R : La lutte armée, pour l’instant du moins, ne peut conduire qu’à des échecs. Il faut revenir à la forme de lutte qui était celle de la première Intifada, mener une résistance non violente, créer des comités populaires. Pour cela, il nous faut une direction démocratique qui prenne des décisions collectives, en finir avec la personnalisation du pouvoir. Un tel leadership saura parler au monde et coordonner notre action avec la vraie gauche israélienne. Et puis il faut aussi changer notre mode de vie, cesser de dépendre d’Israël pour tout, élever des poules et cultiver des tomates dans nos jardins.
Entretien avec Dr. S., membre du Fatah

Dr. S. gynécologue, députée du Fatah (au scrutin de liste national) au nouveau Conseil législatif. Elle était auparavant secrétaire de la section locale du Fatah (à Hébron). Elle nous reçoit, voilée, avec son mari, chirurgien orthopédiste.

Q : Quelles mesures le Fatah prend-il pour se renouveler après l’échec des élections ?
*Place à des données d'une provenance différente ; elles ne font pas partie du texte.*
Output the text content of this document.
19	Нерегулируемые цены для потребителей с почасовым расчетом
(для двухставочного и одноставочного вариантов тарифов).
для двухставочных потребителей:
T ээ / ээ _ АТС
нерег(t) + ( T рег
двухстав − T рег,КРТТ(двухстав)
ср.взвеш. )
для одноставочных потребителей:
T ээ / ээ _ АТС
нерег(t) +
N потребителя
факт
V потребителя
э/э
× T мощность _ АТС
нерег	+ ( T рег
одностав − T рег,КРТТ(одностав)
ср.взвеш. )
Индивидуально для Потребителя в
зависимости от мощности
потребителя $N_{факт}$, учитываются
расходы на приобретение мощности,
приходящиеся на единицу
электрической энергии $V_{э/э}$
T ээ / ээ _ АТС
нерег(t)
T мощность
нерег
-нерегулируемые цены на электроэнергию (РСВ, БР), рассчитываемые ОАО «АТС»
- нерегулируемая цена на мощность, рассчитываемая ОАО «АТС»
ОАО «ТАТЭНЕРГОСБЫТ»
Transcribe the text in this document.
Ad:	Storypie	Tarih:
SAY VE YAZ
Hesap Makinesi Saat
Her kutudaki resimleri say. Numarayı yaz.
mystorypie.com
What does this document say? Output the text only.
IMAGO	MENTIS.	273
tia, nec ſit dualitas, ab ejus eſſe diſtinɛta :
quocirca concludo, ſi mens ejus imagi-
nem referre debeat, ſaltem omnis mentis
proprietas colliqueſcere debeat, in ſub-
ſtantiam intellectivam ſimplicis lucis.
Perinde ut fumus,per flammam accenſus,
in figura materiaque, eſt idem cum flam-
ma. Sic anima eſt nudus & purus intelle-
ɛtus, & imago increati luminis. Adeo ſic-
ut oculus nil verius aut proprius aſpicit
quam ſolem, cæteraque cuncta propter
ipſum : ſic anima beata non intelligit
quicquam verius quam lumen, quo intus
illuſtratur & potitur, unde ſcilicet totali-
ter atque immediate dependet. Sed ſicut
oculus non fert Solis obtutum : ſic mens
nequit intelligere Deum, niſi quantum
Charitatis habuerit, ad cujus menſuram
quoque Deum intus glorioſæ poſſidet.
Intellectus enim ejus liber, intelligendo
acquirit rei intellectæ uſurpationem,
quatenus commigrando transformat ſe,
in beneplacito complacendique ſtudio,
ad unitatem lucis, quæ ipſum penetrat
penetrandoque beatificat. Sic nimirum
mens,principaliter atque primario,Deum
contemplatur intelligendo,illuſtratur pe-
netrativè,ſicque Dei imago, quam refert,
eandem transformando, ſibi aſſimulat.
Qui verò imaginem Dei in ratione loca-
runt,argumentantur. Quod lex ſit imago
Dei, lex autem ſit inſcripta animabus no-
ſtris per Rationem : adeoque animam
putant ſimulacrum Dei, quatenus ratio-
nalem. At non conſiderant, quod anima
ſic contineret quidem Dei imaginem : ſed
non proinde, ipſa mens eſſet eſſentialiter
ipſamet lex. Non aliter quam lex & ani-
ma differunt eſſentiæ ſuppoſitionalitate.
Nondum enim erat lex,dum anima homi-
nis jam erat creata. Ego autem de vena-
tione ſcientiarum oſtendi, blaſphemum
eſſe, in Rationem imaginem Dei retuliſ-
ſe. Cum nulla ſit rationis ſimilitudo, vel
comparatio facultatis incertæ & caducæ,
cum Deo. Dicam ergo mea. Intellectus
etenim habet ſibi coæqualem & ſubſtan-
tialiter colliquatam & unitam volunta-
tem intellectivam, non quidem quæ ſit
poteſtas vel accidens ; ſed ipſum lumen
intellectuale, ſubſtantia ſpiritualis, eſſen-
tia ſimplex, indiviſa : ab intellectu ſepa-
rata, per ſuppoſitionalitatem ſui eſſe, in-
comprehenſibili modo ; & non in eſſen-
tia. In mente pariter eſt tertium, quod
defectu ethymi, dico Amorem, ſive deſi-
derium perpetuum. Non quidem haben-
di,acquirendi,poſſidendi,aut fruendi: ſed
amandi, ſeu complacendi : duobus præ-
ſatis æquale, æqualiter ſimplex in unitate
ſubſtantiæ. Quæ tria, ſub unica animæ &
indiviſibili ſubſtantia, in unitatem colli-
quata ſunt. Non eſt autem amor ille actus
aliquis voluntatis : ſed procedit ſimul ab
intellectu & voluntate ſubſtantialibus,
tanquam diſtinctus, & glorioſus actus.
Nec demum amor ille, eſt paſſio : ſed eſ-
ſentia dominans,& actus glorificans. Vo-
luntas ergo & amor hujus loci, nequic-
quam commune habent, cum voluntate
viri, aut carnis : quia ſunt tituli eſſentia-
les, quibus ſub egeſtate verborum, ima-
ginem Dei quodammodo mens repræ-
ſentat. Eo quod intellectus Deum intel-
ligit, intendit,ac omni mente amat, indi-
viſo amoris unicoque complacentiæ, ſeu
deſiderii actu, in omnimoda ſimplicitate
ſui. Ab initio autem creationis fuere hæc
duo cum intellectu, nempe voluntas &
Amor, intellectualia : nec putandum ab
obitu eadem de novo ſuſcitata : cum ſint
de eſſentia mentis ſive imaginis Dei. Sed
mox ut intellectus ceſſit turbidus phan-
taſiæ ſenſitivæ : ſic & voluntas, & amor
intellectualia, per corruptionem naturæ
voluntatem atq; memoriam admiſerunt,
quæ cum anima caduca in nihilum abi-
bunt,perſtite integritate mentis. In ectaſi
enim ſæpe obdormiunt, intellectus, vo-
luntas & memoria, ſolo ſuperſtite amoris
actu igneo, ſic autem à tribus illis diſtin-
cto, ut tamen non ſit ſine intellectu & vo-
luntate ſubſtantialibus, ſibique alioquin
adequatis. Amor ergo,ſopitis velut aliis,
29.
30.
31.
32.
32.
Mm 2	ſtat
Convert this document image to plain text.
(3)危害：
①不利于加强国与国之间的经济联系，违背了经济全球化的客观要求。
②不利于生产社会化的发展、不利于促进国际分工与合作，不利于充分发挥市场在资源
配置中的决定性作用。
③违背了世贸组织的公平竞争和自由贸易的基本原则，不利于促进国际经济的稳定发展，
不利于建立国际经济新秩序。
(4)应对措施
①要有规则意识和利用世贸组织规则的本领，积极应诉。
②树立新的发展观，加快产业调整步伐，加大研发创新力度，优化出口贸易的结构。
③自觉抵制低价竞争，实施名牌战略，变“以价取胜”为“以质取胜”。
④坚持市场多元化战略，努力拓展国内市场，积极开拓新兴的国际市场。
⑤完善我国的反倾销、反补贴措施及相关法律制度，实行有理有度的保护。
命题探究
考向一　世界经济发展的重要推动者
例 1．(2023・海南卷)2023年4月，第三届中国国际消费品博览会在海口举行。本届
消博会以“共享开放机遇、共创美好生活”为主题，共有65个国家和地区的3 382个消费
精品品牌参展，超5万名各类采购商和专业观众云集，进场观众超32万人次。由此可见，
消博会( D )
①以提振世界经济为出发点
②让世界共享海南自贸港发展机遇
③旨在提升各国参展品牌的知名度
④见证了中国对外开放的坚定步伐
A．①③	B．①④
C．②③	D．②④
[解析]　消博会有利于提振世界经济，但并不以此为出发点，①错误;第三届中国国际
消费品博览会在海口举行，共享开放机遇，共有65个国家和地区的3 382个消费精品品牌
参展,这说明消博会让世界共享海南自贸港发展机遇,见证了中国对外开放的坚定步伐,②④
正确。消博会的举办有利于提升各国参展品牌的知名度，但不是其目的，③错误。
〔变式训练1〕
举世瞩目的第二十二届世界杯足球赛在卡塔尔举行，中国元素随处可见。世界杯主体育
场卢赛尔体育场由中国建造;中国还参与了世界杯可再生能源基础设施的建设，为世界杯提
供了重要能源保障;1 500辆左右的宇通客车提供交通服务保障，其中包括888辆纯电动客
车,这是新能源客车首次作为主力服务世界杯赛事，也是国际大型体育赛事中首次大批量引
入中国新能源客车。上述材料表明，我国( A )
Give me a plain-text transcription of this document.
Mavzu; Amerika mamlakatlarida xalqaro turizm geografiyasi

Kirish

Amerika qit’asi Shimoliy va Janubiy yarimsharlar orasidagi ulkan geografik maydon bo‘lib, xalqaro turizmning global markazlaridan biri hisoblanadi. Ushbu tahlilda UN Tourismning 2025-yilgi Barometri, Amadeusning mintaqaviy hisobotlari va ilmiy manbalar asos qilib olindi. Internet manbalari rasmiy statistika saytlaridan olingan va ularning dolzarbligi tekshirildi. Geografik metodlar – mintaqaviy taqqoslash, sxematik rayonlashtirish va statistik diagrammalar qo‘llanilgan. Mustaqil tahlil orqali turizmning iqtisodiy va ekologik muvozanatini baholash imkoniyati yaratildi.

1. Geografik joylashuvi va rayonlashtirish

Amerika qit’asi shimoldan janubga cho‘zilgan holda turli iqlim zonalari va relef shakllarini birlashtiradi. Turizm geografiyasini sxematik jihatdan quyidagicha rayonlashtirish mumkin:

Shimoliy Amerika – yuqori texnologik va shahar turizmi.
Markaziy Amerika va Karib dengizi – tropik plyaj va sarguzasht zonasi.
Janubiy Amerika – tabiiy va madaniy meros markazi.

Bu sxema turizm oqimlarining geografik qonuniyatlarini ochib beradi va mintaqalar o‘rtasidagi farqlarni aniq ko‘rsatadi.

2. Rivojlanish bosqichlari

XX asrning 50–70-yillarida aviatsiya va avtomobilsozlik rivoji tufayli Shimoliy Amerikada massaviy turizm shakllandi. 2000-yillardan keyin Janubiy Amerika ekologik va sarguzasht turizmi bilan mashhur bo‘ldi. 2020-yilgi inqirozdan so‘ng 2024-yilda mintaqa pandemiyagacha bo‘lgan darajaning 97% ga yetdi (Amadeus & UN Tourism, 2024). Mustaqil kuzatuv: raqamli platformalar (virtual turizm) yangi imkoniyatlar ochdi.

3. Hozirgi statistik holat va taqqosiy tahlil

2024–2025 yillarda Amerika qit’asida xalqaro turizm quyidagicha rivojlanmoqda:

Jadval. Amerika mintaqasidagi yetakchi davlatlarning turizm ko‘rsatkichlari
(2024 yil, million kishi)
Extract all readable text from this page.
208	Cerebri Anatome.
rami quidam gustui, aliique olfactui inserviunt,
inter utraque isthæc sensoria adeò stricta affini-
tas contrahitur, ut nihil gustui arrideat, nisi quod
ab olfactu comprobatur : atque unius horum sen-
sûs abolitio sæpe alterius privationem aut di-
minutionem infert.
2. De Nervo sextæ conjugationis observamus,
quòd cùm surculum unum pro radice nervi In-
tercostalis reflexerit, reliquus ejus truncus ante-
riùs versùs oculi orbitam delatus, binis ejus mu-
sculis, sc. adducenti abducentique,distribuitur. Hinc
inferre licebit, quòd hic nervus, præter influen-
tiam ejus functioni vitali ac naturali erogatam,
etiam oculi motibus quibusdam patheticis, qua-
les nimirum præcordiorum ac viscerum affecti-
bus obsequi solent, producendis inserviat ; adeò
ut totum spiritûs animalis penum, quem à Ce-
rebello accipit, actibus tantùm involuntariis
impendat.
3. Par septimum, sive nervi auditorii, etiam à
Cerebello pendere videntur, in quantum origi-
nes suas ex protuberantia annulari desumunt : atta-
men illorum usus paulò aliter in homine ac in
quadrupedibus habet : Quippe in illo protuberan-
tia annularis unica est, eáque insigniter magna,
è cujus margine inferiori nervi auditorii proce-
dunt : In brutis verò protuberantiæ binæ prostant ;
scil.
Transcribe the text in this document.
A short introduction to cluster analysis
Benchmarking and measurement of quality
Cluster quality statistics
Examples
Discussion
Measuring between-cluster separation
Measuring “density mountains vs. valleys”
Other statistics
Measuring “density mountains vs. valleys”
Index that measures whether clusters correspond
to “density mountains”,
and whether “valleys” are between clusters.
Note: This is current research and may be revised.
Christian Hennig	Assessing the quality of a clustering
R : Le vote a été une punition pour nos erreurs. Le processus de paix, qui était notre œuvre, n’a conduit nulle part, et c’est ça que les gens ont voulu sanctionner. Et aussi la corruption, mais vous devez savoir que ceux-là sont en ce moment devant les tribunaux.

Q : Je ne suis pas là depuis longtemps, mais j’ai souvent entendu dire que le Fatah refuse de reconnaître le résultat des élections.

R : Pas du tout ! Il y a deux partis avec deux programmes différents, c’est tout. Ce sont les Israéliens qui poussent au conflit.

Q : Pardon d’insister, mais est-ce que le Fatah ne cherche pas à exploiter les difficultés actuelles pour pousser le Hamas dans le mur ?

R : Mais non ! Les employés dont les salaires ne sont pas payés depuis trois mois, ce sont tous des gens du Fatah !

Q : À votre avis, que va-t-il se passer ?

R : Le plan d’Olmert est de nous écraser, de nous pousser à partir. C’est un plan de transfert sur le mode sournois. Nous devons refaire l’union pour remettre l’économie en route.

Q : Mais un gouvernement d’union entre des gens qui ne sont d’accord sur rien...

Le mari intervient : Vous savez, les partis représentent au plus 30% des Palestiniens. 70% sont politiquement neutres. Si le processus de paix se remet en marche, ils reviendront.

R : La proposition des prisonniers est bonne et elle est largement acceptée. Le Hamas l’a refusée, mais ils n’ont que des slogans, pas de programme. Ils ne sont pas réalistes. J’ai posé des questions au ministre de la Santé sur des questions importantes : les chimiothérapies, les dialyses, les greffes. Il n’y connaît rien. Ce ne sont pas des professionnels.

Q : Mais quand le Fatah était au pouvoir, qu’est-ce qu’il a fait sur ces questions ?

R : Quand nous avons commencé, il n’y avait rien. Nous avons construit tout le système à partir de zéro. Maintenant, le Hamas a la tâche bien plus facile.